Pressionar órgãos governamentais e empresas para que divulguem informações ao público - Reivindicar a publicação sistemática de informações sobre as fontes de risco ambiental no país. As agências estaduais, em particular, deverão ser pressionadas publicamente para produzir dados sobre a distribuição espacial dos depósitos de lixo tóxico e perigoso.
Contribuir para o estabelecimento de uma nova agenda de ciência e tecnologia - Apoiar pesquisas voltadas para os temas da justiça ambiental realizadas sempre que possível através do diálogo entre pesquisadores, comunidades atingidas e movimentos organizados. Ajudar a formar técnicos e peritos que trabalhem dentro dessa perspectiva. Estimular o desenvolvimento de novas metodologias científicas e de novas tecnologias que ajudem a promover a luta contra a injustiça ambiental, sempre respeitando os direitos de cidadania e o saber das comunidades locais.
Estratégia de articulação internacional - Desenvolver contatos com parceiros internacionais no campo da estratégia política, da cooperação científica, da troca de informação sobre normas e padrões ambientais, da luta contra a exportação de processos poluentes e de depósitos de rejeitos perigosos. Preparar uma oficina sobre Justiça Ambiental no II Fórum Social Mundial em Porto Alegre, 2002.

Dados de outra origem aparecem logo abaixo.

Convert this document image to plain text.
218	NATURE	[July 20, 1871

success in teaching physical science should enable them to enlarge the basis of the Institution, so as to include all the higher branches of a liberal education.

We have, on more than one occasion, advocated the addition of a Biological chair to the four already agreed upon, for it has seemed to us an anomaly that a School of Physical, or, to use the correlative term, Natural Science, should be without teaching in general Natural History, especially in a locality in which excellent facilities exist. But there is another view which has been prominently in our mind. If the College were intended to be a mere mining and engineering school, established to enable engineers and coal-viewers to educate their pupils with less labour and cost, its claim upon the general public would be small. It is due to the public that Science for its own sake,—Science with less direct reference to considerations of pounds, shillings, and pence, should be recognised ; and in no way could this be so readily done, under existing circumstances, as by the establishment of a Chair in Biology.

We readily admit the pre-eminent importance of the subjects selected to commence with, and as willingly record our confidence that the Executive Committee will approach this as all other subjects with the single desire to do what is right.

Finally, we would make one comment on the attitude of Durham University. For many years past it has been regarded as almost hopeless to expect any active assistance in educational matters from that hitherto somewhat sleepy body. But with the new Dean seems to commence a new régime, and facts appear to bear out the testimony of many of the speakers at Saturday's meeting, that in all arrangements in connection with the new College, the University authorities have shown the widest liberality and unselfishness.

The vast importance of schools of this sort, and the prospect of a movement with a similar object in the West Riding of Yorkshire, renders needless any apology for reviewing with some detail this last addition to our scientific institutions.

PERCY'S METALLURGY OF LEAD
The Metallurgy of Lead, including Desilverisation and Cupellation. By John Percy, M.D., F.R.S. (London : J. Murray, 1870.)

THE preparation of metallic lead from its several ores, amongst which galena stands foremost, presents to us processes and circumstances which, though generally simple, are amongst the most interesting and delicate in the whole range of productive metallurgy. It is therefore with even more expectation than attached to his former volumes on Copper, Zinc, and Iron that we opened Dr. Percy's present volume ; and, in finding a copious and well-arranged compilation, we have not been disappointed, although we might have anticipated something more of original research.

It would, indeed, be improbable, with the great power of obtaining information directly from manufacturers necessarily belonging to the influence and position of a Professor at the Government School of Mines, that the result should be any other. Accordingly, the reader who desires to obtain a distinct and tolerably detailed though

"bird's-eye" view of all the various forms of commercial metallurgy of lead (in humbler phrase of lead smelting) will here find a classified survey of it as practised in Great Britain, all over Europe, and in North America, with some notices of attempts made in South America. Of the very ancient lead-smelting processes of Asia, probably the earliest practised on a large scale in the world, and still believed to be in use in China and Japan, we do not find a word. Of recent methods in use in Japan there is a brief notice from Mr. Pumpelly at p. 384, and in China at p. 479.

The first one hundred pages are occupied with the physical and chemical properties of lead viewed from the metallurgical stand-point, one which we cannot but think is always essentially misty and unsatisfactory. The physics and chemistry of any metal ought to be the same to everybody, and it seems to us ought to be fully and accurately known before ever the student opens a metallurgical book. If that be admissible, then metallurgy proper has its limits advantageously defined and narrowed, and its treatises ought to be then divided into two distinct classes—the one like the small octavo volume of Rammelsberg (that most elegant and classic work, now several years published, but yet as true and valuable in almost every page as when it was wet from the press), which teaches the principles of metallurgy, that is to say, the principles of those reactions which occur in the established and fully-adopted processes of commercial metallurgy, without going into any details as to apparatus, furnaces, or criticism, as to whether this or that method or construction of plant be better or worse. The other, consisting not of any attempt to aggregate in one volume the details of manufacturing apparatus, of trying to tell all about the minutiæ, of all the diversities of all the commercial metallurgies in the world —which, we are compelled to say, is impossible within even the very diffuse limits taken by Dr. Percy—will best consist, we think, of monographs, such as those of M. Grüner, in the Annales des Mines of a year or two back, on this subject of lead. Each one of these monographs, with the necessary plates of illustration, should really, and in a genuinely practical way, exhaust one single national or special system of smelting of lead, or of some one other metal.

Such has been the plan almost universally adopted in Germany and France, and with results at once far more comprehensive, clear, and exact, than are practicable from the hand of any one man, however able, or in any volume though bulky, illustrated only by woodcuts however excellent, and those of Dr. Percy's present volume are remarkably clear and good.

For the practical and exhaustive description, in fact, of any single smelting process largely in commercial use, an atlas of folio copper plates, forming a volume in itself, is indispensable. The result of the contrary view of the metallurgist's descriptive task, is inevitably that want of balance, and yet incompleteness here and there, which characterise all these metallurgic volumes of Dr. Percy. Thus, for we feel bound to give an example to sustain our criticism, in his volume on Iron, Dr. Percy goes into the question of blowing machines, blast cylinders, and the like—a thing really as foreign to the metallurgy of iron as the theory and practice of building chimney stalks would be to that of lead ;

Consideramos que o termo Justiça Ambiental é um conceito aglutinador e mobilizador, por integrar as dimensões ambiental, social e ética da sustentabilidade e do desenvolvimento, freqüentemente dissociados nos discursos e nas práticas. Tal conceito contribui para reverter a fragmentação e o isolamento de vários movimentos sociais frente aos processos de globalização e reestruturação produtiva que provocam perda de soberania, desemprego, precarização do trabalho e fragilização do movimento sindical e social como um todo. Justiça ambiental, mais que uma expressão do campo do direito, assume-se como campo de reflexão, mobilização e bandeira de luta de diversos sujeitos e entidades, como sindicatos, associações de moradores, grupos de afetados por diversos riscos (como as barragens e várias substâncias químicas), ambientalistas e cientistas.
As entidades que promoveram e participaram do Colóquio farão reuniões para organizar a estrutura de funcionamento e as primeiras atividades da Rede, com base nos princípios acima descritos. Todos os que se sentirem de acordo com a proposta da Justiça Ambiental estão convidados a participar.